De acordo com ela, o grupo reconhece a insatisfação que toma conta das ruas, mas não apoia o impeachment. “Não está bom. Defendemos que este governo dê uma virada à esquerda. Mas também não compactuamos com o golpismo. Por isso, nos somamos aos vários outros grupos que surgiram no país para fazer uma narrativa diferenciada desta crise, porque a cobertura da mídia tradicional é claramente desequilibrada”, esclarece.

Para Flávia, mesmo que os comunicadores admitam que não exista imparcialidade na imprensa, as concessões de rádio e TV, especialmente, precisam ser mais responsáveis com o que publicam. “Não se discute a reforma política, não se apresenta visões diferentes dos fatos. Nós somos pessoas que estão contra o golpe, que defendem uma virada à esquerda deste governo, mas não encontramos nenhum espaço na mídia”, acrescenta.

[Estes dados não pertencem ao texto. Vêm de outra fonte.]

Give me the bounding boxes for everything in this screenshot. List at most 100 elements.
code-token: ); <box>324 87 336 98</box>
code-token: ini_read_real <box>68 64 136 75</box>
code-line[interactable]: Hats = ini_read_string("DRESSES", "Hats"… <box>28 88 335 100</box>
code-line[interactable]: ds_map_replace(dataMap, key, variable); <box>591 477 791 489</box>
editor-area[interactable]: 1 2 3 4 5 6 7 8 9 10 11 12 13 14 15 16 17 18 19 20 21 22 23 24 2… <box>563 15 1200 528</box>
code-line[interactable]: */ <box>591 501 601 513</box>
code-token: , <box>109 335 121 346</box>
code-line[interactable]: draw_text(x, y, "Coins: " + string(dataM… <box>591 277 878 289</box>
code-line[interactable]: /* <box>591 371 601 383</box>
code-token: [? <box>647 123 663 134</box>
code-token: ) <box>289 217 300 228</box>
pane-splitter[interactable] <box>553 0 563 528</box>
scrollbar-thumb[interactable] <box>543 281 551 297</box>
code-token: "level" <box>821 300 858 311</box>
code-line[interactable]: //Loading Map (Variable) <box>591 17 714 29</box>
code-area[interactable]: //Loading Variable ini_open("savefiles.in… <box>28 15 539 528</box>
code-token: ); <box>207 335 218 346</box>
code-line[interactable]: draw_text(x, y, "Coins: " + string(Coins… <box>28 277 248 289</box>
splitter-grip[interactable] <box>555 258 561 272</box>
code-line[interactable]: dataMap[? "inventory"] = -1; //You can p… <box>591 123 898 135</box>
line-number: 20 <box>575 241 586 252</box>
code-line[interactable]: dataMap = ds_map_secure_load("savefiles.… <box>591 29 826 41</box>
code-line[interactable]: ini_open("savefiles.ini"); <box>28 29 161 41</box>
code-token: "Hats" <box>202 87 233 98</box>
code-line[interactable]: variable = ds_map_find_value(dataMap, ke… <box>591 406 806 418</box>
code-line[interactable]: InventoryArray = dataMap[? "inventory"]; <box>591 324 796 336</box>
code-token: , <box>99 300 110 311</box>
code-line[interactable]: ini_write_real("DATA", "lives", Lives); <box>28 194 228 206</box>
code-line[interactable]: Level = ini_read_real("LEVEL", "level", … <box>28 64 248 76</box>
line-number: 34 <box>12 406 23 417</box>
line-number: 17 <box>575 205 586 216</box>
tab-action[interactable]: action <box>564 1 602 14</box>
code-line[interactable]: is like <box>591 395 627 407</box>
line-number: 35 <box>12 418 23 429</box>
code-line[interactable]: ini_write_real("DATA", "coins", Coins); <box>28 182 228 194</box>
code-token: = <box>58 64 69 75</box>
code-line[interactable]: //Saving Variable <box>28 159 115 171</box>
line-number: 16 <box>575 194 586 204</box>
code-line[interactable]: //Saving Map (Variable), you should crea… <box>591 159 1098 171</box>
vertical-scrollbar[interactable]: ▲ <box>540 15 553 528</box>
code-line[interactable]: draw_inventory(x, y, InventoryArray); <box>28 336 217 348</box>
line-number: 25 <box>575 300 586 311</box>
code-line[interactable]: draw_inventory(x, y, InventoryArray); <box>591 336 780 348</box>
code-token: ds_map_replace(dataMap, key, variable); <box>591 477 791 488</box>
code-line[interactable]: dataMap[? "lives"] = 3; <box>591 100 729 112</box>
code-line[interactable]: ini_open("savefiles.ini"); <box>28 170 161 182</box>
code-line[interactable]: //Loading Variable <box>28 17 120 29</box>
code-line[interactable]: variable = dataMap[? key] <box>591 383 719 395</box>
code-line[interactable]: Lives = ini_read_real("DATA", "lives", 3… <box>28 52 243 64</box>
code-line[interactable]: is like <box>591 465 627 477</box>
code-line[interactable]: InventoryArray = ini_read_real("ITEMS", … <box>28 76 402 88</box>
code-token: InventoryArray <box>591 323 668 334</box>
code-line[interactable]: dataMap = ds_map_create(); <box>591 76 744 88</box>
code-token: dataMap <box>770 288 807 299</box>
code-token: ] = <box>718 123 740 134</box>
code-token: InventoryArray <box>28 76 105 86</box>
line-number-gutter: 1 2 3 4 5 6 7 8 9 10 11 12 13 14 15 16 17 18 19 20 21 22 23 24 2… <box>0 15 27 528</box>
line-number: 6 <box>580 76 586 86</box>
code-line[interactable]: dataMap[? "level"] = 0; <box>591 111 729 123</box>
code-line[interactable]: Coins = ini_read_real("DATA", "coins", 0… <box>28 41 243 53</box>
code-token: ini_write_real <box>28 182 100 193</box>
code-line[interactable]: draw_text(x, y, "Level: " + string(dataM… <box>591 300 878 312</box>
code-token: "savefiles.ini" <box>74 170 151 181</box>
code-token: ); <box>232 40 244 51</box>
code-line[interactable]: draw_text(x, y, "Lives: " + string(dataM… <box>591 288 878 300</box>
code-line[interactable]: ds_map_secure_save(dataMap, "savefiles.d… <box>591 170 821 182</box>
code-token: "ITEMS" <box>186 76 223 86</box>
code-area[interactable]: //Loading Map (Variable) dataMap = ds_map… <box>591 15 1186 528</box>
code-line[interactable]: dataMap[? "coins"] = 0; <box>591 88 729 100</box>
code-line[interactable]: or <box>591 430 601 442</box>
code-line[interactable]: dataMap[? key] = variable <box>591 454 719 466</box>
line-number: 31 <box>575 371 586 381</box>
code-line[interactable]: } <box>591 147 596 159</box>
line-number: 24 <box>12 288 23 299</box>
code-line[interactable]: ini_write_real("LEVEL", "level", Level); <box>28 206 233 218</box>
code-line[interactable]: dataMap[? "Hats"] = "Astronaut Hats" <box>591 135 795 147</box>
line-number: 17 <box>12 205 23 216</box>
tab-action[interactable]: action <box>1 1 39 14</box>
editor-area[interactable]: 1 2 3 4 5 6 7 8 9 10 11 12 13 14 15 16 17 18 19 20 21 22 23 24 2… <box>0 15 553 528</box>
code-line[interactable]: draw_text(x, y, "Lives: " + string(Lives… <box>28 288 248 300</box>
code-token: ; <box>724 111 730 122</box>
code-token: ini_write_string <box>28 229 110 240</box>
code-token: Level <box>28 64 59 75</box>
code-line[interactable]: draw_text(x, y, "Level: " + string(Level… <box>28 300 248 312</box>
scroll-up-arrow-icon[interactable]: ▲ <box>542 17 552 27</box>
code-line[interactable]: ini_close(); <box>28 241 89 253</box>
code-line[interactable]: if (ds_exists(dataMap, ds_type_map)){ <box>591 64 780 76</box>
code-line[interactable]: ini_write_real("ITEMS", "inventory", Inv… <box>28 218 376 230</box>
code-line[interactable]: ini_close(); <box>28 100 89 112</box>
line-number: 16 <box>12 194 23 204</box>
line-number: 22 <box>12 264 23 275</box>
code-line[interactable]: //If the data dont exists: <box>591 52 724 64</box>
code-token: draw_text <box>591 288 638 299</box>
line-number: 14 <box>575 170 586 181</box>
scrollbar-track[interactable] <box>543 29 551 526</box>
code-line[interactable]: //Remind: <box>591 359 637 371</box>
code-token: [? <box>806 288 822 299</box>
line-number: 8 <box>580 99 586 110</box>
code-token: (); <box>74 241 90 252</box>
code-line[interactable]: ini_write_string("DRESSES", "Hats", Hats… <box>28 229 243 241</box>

Segundo ela, a alternativa é usar as redes sociais de forma voluntária e colaborativa, ainda que para se contrapor aos grupos patrocinados pelo golpismo que dispõem de recursos que os comunicadores pelo Brasil nunca terão. “Não temos recursos, não temos poder econômico. E sabemos que as mensagens que eles veiculam no facebook ou no Whatsapp não são feita por amadores, que custam muito dinheiro. É uma luta de Davi contra Golias”, avalia.
 

Com as hashtags  #DilmaVireàEsquerda, para ser usada nesta sexta, e #RespeiteMeuVoto, para o domingo, o grupo afirma, no manifesto, que sua maior bandeira é o respeito e a luta pela liberdade de expressão. “O grupo não se furtará do dever de questionar a forma como os grandes veículos têm tratado a crise política, tão pouco da tarefa de oferecer uma visão alternativa dos protestos, em busca de oferecer – pelo menos nas redes sociais – material oposto àquele que certamente será oferecido pelas mídias hegemônicas”, diz o documento.